First up was the falling Nikkei then suggestions again from BOJ’s Kuroda that he was in no rush to ease further and USDJPY was chewing through the bids at 102.75 to then test the next layer at 102.50. A further drop in Nikkei futures has been keeping the pair pinned to the lows.
EURUSD was edging higher to 1.3750 then popped through triggering stops to 1.3765 before GBPUSD then played catch-up and indeed overtook when it took out strong offers at 1.6650 and 1.6685 after stronger UK production data. High so far of 1.6717 driving EURGBP down to support around 0.8235 from 0.8265.
USDCHF was soon through support at 0.8870 and tested the next layer at 0.8850 before holding up but EURCH has been pinned around 1.2195.

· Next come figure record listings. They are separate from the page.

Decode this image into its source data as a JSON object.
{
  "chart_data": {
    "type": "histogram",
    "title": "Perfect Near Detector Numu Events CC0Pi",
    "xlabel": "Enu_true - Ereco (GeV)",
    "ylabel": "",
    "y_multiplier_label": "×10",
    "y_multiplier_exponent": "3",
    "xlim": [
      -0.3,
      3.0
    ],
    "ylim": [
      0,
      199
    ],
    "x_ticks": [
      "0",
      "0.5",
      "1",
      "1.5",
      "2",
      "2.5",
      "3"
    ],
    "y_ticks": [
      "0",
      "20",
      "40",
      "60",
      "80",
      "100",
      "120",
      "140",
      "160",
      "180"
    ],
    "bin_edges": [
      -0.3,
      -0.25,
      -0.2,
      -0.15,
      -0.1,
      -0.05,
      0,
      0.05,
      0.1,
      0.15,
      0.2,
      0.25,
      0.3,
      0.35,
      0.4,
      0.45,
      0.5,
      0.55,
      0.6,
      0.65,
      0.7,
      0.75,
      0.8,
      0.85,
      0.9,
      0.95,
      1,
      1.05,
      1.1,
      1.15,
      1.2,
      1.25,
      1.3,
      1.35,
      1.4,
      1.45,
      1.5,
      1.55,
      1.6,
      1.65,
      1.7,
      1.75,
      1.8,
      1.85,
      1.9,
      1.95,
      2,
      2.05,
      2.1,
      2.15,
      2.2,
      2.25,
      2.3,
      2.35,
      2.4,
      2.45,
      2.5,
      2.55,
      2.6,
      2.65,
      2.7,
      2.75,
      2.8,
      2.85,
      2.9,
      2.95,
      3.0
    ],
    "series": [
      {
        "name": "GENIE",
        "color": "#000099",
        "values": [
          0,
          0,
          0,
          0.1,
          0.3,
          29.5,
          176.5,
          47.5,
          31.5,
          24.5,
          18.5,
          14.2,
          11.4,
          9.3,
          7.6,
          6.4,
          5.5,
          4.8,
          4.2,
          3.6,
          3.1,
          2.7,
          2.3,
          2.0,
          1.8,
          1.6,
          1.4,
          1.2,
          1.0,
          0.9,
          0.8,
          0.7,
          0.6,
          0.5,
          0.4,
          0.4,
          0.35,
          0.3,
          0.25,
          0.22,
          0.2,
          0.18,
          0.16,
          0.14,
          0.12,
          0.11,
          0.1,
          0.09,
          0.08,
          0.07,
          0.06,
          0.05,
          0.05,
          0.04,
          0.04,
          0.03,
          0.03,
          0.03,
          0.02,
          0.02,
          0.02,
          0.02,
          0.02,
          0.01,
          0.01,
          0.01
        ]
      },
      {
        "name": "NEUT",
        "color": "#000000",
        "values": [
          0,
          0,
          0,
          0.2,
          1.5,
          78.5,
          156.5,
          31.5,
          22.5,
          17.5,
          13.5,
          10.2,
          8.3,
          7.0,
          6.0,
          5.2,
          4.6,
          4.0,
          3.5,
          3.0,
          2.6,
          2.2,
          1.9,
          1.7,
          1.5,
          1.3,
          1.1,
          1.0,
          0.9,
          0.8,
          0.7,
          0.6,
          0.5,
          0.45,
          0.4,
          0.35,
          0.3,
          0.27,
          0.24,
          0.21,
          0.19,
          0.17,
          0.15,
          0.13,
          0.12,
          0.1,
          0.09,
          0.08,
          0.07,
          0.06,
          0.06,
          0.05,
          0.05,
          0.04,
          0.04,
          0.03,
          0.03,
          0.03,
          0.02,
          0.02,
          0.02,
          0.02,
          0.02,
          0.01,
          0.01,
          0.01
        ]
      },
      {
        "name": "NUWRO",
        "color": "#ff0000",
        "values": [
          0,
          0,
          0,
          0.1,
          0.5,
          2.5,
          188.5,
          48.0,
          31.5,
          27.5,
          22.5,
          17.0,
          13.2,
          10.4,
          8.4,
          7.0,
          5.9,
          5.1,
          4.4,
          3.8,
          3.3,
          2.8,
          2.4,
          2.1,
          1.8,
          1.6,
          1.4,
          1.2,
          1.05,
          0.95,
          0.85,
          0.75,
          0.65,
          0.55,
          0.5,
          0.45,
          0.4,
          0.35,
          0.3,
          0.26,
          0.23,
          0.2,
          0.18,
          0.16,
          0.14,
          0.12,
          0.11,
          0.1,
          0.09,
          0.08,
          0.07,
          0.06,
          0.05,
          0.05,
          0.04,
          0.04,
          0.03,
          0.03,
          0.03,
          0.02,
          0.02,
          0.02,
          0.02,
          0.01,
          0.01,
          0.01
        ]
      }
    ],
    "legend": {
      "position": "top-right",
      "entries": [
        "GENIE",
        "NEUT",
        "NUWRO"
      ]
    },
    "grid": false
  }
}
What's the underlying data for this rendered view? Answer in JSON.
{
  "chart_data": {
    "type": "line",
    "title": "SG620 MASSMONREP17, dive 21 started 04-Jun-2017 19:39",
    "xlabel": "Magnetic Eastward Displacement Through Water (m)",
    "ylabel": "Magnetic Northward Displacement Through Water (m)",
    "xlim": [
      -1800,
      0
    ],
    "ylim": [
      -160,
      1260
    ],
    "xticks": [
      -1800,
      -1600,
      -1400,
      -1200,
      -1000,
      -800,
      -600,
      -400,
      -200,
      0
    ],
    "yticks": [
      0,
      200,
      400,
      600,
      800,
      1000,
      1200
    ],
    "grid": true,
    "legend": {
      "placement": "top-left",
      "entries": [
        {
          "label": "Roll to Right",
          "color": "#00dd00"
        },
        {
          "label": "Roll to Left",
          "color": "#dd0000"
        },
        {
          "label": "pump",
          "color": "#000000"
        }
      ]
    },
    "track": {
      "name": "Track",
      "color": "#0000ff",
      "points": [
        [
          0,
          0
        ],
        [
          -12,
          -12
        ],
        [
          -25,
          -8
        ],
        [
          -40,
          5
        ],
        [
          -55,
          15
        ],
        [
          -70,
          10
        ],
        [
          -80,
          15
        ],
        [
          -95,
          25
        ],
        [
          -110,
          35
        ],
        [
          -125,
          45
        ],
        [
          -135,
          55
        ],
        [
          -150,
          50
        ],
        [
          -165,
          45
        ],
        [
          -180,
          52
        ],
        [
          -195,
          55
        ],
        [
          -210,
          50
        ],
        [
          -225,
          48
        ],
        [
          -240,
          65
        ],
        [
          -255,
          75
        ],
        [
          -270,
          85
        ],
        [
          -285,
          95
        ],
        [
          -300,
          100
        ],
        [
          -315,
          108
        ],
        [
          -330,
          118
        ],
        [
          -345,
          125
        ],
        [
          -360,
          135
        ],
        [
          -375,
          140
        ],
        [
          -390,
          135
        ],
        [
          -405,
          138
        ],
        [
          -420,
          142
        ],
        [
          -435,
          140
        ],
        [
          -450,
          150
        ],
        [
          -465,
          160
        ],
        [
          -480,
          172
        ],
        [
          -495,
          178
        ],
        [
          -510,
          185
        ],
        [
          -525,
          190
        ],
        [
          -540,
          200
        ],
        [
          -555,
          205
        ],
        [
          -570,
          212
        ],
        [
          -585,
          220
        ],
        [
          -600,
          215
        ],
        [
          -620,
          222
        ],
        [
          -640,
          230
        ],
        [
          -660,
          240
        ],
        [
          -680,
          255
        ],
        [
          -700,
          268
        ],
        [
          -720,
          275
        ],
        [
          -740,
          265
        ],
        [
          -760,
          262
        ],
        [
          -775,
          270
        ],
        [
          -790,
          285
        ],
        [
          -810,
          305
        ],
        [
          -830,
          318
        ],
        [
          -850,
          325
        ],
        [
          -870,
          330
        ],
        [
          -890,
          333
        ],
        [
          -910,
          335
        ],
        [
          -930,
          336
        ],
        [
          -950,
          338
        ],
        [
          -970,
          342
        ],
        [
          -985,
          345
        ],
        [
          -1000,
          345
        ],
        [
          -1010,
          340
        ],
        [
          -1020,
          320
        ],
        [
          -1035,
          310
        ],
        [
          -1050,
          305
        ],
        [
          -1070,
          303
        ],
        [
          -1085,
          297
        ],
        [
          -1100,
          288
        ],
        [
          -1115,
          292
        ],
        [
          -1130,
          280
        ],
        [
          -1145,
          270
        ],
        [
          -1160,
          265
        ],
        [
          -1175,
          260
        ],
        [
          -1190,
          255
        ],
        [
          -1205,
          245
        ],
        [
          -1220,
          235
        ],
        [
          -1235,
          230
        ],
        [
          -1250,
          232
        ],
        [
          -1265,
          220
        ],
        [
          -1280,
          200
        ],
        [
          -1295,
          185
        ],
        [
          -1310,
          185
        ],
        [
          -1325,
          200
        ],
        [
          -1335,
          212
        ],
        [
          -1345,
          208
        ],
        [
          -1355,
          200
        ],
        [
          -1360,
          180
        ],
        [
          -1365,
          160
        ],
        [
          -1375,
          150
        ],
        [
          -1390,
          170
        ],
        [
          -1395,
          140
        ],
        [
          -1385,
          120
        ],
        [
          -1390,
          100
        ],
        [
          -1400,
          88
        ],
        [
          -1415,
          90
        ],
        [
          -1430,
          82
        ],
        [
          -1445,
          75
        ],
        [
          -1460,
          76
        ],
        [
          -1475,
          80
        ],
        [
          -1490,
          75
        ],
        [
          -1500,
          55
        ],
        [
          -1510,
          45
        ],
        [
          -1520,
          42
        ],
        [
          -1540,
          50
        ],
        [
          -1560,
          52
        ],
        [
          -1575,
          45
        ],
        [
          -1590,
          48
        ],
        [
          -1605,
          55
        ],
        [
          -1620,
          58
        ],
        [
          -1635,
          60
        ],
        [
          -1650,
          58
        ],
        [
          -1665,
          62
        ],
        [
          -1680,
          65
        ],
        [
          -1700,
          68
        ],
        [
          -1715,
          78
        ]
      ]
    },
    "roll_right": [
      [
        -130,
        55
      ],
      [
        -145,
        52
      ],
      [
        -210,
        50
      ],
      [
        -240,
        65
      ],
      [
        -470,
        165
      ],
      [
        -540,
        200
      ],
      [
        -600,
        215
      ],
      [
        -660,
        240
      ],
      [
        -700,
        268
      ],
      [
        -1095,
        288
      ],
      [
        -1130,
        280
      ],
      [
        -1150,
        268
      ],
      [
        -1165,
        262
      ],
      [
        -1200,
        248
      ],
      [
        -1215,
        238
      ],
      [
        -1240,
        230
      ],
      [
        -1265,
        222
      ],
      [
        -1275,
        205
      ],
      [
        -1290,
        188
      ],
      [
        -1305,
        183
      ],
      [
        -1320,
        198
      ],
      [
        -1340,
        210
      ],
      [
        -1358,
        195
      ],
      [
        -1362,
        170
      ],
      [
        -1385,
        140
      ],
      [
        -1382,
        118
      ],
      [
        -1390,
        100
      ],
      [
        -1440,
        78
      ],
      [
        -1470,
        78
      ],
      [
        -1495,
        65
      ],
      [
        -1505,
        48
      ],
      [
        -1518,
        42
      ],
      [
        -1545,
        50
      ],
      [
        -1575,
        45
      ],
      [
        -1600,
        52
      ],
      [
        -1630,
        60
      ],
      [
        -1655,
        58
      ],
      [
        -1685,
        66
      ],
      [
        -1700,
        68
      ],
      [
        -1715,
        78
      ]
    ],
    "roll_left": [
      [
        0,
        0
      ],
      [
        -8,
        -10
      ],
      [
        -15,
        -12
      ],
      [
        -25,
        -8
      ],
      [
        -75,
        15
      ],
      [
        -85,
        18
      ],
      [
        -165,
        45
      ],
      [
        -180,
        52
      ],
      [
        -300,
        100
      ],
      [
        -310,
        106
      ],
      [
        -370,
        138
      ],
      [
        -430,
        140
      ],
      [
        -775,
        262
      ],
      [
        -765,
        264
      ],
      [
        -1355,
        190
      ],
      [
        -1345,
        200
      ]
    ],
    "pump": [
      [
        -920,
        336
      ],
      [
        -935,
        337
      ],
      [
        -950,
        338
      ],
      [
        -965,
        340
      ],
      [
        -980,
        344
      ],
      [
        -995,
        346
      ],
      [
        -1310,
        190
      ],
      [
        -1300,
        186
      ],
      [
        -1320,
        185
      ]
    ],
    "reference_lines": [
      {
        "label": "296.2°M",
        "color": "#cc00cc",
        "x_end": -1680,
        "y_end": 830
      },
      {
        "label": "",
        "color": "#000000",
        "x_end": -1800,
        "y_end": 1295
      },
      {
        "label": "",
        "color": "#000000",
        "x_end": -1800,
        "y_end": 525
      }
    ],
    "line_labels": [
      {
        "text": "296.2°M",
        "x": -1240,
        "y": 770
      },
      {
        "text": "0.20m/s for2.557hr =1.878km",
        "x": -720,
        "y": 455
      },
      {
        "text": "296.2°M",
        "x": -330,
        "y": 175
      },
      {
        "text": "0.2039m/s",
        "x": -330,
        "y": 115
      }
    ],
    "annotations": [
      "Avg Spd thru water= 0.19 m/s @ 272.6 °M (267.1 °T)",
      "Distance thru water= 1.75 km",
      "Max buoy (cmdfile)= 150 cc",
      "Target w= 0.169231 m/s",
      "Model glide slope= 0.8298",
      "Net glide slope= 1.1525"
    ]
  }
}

AUDUSD and NZDUSD were meanwhile having their own rally with the former taking out the strong offers at 0.9310 triggering stops to 0.9228 initially before a further attack on the offers at 0.9350, but failing at 0.9341 and drifting back to 0.9321 as I type. NZDUSD similarly took out offers at 0.8650 to reach 0.8681 but has retreated to 0.8265 currently.
The loonie marches ever on taking out its second key level in as many days with 1.0950 popping to send USDCAD down to 1.0925 in a hurry where its wiped its feet since posting 1.0920 lows.
The danger of ranging markets is that the stops get bigger and therefore exacerbate the breakout and that, essentially, is what we’ve seen this morning. But there’s little sign of any retreat just yet.